Cinderella stories are rare at Augusta where even the long shot winners, like Ben Crenshaw last year and Jack Nicklaus in 1986, are among the game's elite. On the other hand, Fuzzy Zoeller proved through his victory in 1979, that it is possible to win here at the first attempt.
The 19 first time challengers are (US unless states) Woody Austin, Michael Campbell (New Zealand), Alexander Cejka (Germany), Jerry Courville, Ed Dougherty, David Duvall, Jim Furyk, Paul Goydos, Tim Herron, Staoshi Higashi (Japan), Buddy Marueci, Scott McCarron, Mark Roe (England), Gordon Sherry (Scotland), Stankowski, Steve Stricker, Kirk Triplett, Ted Tryba and Chris Wollman.
It is a particularly auspicious occasion for Sherry, the 6ft 8ins Scot, who made such a superb contribution to the Walker Cup triumph by Britain and Ireland over the US last September. Yesterday was his 22nd birthday. And this will be his last event as an amateur before he joins paid ranks next week, preparatory to his European Tour debut in the Italian Open on May 2nd to 5th.
As he stood in the sunshine, against a backdrop of stunning beauty yesterday, Sherry gave us, his inquisitors, a bit of a jolt by remarking "My attitude to golf has changed in the last month . . .after what happened in Dunblane. One of my tutors (at Stirling University) "lost his daughter."
A player of remarkable warmth and self confidence, he spoke of the impending challenge, while sparring verbally with American television crews. "I'm from the birthplace of William Wallace they made the film Braveheart about him," he said with a mischievous grin, knowing he had struck a topical chord. Then he added "Being here is what winning the British Amateur is all about."
One sensed that Sherry would not be in need of tranquillisers, no more than Austin who was rookie of 1995 on the USPGA Tour. "I'm playing a practice round with Arnold Palmer tomorrow (Tuesday) and I'm going to pick his brains," said the American. "I've been pretty excited about coming here, right back to when I qualified by winning the Buick Open last year."
Duvall conceded yesterday that there was "a ton of local knowledge involved" in making a worthwhile Masters challenge. Meanwhile, Stricker, who earned a place in the field by finishing in a tie for 13th in the US Open last June, will have his wife, Nicki, caddying for him during this special week.
"When Nicki and I got our first look at the place, we were both kinda awed, but that's what I wanted to get over by coming here early," he said, referring to a decision to travel here after missing the cut in the Players' Championship. "Ideally, you want to concentrate on playing, rather than on all the history connected with the place."

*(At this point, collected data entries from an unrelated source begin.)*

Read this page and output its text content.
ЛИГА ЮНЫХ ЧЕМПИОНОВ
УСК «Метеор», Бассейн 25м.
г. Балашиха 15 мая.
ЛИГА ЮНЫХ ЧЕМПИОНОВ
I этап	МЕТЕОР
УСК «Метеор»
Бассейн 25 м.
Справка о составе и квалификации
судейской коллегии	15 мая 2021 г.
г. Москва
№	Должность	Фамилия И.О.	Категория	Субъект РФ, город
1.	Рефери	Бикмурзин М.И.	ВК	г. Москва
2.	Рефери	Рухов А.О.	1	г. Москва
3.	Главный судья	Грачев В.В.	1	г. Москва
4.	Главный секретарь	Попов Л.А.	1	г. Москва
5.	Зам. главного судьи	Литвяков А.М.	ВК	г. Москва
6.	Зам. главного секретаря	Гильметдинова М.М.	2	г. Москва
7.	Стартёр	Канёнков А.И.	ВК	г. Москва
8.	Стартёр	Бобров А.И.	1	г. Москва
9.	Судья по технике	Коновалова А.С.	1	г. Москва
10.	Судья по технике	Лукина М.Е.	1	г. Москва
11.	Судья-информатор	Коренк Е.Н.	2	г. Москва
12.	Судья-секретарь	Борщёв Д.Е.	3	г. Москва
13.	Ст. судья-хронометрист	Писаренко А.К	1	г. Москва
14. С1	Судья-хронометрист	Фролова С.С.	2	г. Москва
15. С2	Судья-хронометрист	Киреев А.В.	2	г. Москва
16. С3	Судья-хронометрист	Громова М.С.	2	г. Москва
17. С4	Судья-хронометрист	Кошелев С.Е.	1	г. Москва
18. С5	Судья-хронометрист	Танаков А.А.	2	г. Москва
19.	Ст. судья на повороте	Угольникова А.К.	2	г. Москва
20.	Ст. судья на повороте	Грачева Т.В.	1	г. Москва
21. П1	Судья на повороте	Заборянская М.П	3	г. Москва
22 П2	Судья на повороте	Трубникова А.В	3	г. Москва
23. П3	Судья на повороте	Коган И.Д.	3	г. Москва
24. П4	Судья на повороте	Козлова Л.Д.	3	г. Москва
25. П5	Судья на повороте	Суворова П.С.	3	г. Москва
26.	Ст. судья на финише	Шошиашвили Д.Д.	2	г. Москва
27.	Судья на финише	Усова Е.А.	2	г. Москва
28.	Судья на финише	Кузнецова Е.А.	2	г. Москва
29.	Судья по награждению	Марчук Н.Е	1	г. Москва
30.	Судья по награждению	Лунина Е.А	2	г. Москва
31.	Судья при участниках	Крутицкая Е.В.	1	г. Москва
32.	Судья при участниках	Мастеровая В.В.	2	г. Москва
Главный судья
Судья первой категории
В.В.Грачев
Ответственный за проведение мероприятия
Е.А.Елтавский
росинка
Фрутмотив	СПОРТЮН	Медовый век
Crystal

So, what sort of chance do the newcomers have? "I think it's always been a little bit exaggerated how a first timer can't win at Augusta or play well there," said Curtis Strange, who will be making his 20th Masters appearance this week. "I believe that when you get it going, you can play good anywhere."
Come Thursday, there will be a certain 19 challengers who will be hoping he's right.